Ana Prieto
me mira desde la solapa de su libro: la foto es más o menos del tamaño de la
del documento pero tomada desde otro ángulo. Ana tiene el pelo corto y morocho.
Ana mira a la cámara (y, consecuentemente, me mira a mí) mientras esboza un
gesto que de continuar seguramente terminaría en una sonrisa. Ana escribió un
libro que se titula Pánico. Diez minutos con la muerte, un texto periodístico que me observa aún más que sus ojos oscuros.
Me enteré del libro a través de un tuit de la autora en el que
mencionaba cómo algunos medios tratan los trastornos de ansiedad. Me hizo acordar a esas
notas que de tanto en tanto salen en los llamados suplementos para la mujer y
que te invitan a salir a caminar, hacer yoga y respirar profundo para bajar los
niveles de estrés y que, como mínimo, nos deberían llamar la atención porque
casi siempre en la foto ilustrativa hay chicas, como si los hombres estuvieran
milagrosamente absueltos. Poco después me lo volví a cruzar en una gacetilla de
prensa de Editorial Marea y ahí pude ver una tapa negra con una imagen feroz de
Medusa: ojos casi desorbitados y la boca abierta como en un grito fosilizado.
Hoy lo fui
a buscar.
Ahora estoy
en el tren volviendo de Buenos Aires a La Plata. Llevo una mochila llena de
libros que me pesa horrores en la espalda y que dejo a un costado ni bien puedo
sentarme. Ahora es cuando abro el libro y Ana me mira desde la foto de la
solapa, ahora es cuando empiezo a leer la historia de su abuelo y la crónica sobre la guardia
de un hospital público de la Ciudad de Buenos Aires acompañando a una psicóloga mientras atiende a una joven con ataque de pánico. Además de entrevistas hay capítulos de contexto que rastrean la etimología de palabras como pánico,
fobia, peligro (que me quedará grabada porque viene del griego peiras
que significa prueba, tentativa pero también lanzarse a los mares y de ahí al
nombre Pireo del puerto de Atenas hay un paso). Otros capítulos hablan de antiguas
leyendas aztecas, de mitos griegos y de la historia de la medicina
y la psicología en torno a la ansiedad, los antidepresivos y la terapia y a medida que voy leyendo tengo la sensación de que la autora va tirando de la punta de un ovillo para finalmente desplegar un entramado complejo pero visible: la cueva de la bruja y la posibilidad de escape.
Entre
Buenos Aires y La Plata hay aproximadamente sesenta kilómetros y una hora y
veinte de viaje. Cuando llego tengo un libro levemente distinto al que se tomó
conmigo el tren en Constitución: no me resistí y le anoté los márgenes, le
pegué banderitas de colores en donde me surgieron preguntas y subrayé algunas
frases que me parecieron claras y contundentes, pero sobre todo, sinceras. Al ubicarlo en la biblioteca ya dejó de ser de Ana y pasó a ser un poco mío también. Empatía, que le llaman.

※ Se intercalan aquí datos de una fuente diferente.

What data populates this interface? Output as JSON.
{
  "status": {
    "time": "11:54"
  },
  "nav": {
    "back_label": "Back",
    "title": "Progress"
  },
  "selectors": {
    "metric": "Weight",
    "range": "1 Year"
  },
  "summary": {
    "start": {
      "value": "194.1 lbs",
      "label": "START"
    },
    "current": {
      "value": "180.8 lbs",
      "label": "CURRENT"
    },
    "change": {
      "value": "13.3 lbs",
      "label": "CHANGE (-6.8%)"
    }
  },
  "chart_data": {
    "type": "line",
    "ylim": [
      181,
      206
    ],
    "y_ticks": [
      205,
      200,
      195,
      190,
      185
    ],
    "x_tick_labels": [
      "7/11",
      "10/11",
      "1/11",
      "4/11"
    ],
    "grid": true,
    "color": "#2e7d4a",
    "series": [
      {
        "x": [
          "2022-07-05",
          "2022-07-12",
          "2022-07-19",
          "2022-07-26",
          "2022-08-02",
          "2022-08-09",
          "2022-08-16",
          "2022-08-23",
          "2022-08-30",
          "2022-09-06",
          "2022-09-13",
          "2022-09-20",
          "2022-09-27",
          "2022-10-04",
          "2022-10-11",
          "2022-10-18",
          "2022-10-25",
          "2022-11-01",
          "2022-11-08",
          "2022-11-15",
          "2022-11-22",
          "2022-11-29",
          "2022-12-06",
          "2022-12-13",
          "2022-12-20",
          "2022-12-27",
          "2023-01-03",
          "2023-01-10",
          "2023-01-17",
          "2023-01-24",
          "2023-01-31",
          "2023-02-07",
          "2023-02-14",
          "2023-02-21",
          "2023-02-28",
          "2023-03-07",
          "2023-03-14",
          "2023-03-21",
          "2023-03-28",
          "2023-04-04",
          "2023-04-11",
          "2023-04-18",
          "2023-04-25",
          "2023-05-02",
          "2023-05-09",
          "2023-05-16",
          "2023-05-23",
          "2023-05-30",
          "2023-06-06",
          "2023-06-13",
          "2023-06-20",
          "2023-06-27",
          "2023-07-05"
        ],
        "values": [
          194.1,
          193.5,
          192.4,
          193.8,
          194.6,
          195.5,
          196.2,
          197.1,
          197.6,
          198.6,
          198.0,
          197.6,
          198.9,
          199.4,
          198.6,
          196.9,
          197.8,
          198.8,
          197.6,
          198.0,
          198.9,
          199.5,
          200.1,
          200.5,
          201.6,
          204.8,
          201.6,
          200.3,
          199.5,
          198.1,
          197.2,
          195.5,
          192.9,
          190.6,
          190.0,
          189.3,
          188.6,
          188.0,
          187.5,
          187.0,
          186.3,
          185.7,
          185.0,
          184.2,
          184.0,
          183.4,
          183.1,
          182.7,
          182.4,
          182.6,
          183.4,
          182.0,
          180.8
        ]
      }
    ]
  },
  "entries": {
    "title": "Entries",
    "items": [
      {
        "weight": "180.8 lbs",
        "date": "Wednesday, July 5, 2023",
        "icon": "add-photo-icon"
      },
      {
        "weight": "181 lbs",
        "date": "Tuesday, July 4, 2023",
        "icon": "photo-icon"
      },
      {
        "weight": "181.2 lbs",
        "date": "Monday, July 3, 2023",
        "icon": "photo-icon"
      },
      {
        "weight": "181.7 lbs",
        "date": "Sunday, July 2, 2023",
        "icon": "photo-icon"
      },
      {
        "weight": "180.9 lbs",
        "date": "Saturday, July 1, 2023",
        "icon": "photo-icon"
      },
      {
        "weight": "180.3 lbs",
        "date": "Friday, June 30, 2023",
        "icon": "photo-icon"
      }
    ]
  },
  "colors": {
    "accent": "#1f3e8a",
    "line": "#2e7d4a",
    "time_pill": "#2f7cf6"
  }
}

Pánico. Diez minutos con la muerte aborda
la temática desde el periodismo –a través de una investigación profunda, en
algunos casos autobiográfica– y lo expone desde la literatura –con una prosa
clara y muy descriptiva–. Es parte de la colección Ficciones Reales (dirigida por Cristian Alarcón) de Editorial Marea.